Netflix Review: Midnight Mass

November 21, 2021

Written by Kelli Marchman McNeely

Kelli Marchman McNeely - Horror Fuel CEO & Executive Producer Email: [email protected]

Mike Flanagan, the brilliant mind behind Netflix’s “Haunting of Hill House”, Doctor Sleep, and Geralds’ Game, is back with his latest genre offering, the Netflix series “Midnight Mass”.




Now, if you’re expecting something haunting like “Haunting of Hill Houe,” you’ll be sorely disappointed. “Midnight Mass” is a whole different monster entirely. Instead of dark paranormal horror, we get religious horror.


The series centers on an isolated island community that experiences miraculous events – and frightening omens – after the arrival of a charismatic, mysterious young priest.
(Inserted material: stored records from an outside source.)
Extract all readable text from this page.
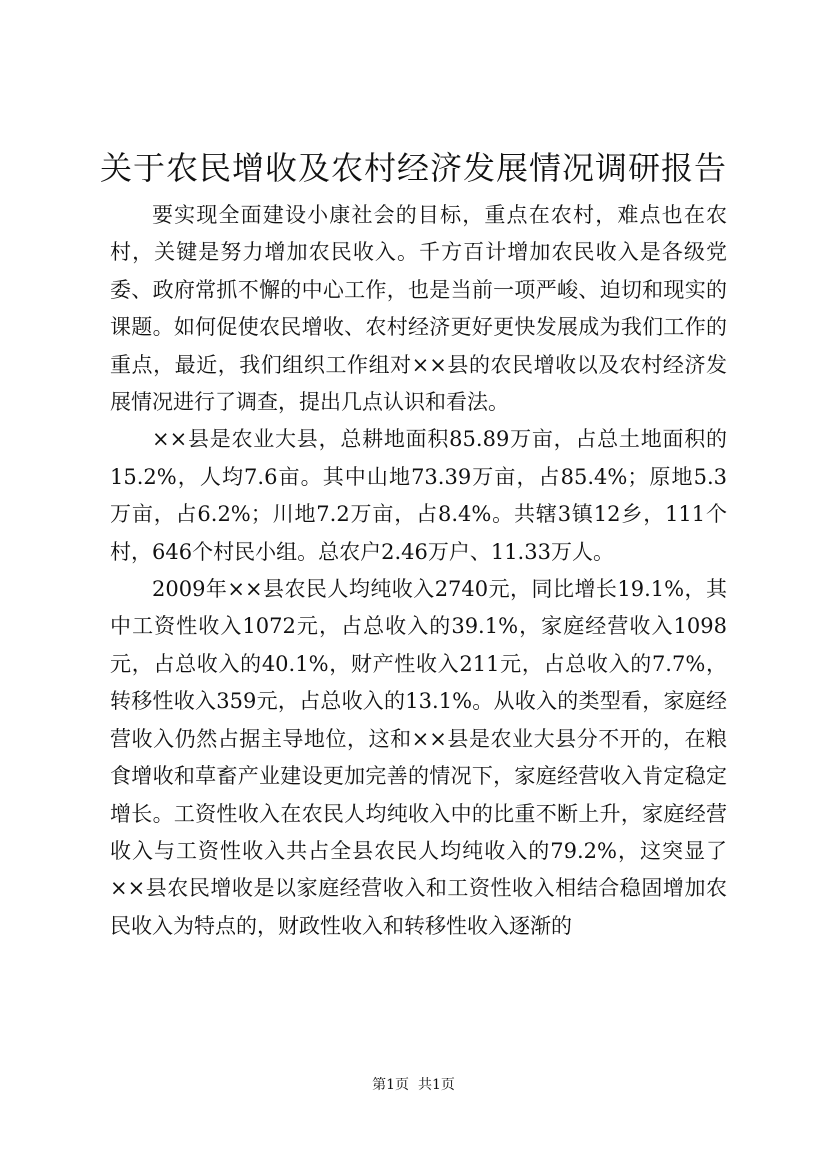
关于农民增收及农村经济发展情况调研报告

要实现全面建设小康社会的目标，重点在农村，难点也在农村，关键是努力增加农民收入。千方百计增加农民收入是各级党委、政府常抓不懈的中心工作，也是当前一项严峻、迫切和现实的课题。如何促使农民增收、农村经济更好更快发展成为我们工作的重点，最近，我们组织工作组对××县的农民增收以及农村经济发展情况进行了调查，提出几点认识和看法。

××县是农业大县，总耕地面积85.89万亩，占总土地面积的15.2%，人均7.6亩。其中山地73.39万亩，占85.4%；原地5.3万亩，占6.2%；川地7.2万亩，占8.4%。共辖3镇12乡，111个村，646个村民小组。总农户2.46万户、11.33万人。

2009年××县农民人均纯收入2740元，同比增长19.1%，其中工资性收入1072元，占总收入的39.1%，家庭经营收入1098元，占总收入的40.1%，财产性收入211元，占总收入的7.7%，转移性收入359元，占总收入的13.1%。从收入的类型看，家庭经营收入仍然占据主导地位，这和××县是农业大县分不开的，在粮食增收和草畜产业建设更加完善的情况下，家庭经营收入肯定稳定增长。工资性收入在农民人均纯收入中的比重不断上升，家庭经营收入与工资性收入共占全县农民人均纯收入的79.2%，这突显了××县农民增收是以家庭经营收入和工资性收入相结合稳固增加农民收入为特点的，财政性收入和转移性收入逐渐的

第1页 共1页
Religion is the main topic throughout the series and there’s a fine line between too much and just enough. The constant preaching and non-stop bible quotes overshadowed the story and the horror that we were promised. The tale of the characters and their struggles take a back seat to the hours of religious idealogy and sermons which left me a bit annoyed. Don’t get wrong, I’m fine with religion, but it felt like “Midnight Mass” was trying to shove it down my throat.


I’ll give “Midnight Mass” credit on one thing, the twist on the vampire legend was unique and interesting, instead of your classic vampire, we get a monster mistaken for an angel by who a priest who is desperate for some sort of salvation or another. The creature resembles the vampires of legend with giant bat-like wings and its blood-thirsty ways. How it could be mistaken for an angel by a priest I don’t know. But I guess delusional people see what they need to.


First off, the main characters of Riley (Zach Gilford and Erin (Kate Siegal) were excellent in their roles and delivered so much emotion. However, Riley makes a decision at the end that left me scratching my head. As for Father Paul (Hamish Linklater), he did a fantastic job of portraying a desperate man who believes he has found a true miracle, but his willingness to make life and death decisions for the island is downright disturbing.


The series has no problem spilling blood in truly brutal ways. It’s packed with action and twists that will keep you on your toes, but at the same time is a bit predictable. At the beginning of the series when Riley tells Erin about his dreams, it goes beyond foreshadowing and is just plain obvious.


I’ll be honest with you, the series left me a bit disappointed, not because of the characters but because of the minister’s drive over seven episodes to turn his congregation, only to decide he made a mistake moments after the job is done and goes off to die in the sun. After all the death and suffering, this is how it ends? Really? All of the pain and death of the residents of the island was for NOTHING! Well, at least I got to see the completely obnoxious assistant Bev die, there’s that. If I could have reached through my tv and slapped this chick, I would have. Talk about an unlikeable character! Her holier-than-thou attitude and snarkiness was just too much. I actually cheered as she got her just desserts.

One of the most terrifying aspects of the series is how it shines a light on how people in power are able to do terrifying things, take Jim Jones and the People’s Temple, or David Koresh for example. Jim Jones convinced over 900 people to “drink the Kool-Aid” and commit suicide and murder by manipulating them and twisting religion. They believed they were chosen by God and knew what was right for their people, just like Father Paul, and look what happened.

The bottom line is if you don’t mind feeling like you’re sitting through sermon after sermon, “Midnight Mass” is pretty good. I wish the religious aspects weren’t quite so heavy and that the main characters didn’t make such bone-headed decisions, but overall, it’s not a bad series. You can watch it now on Netflix.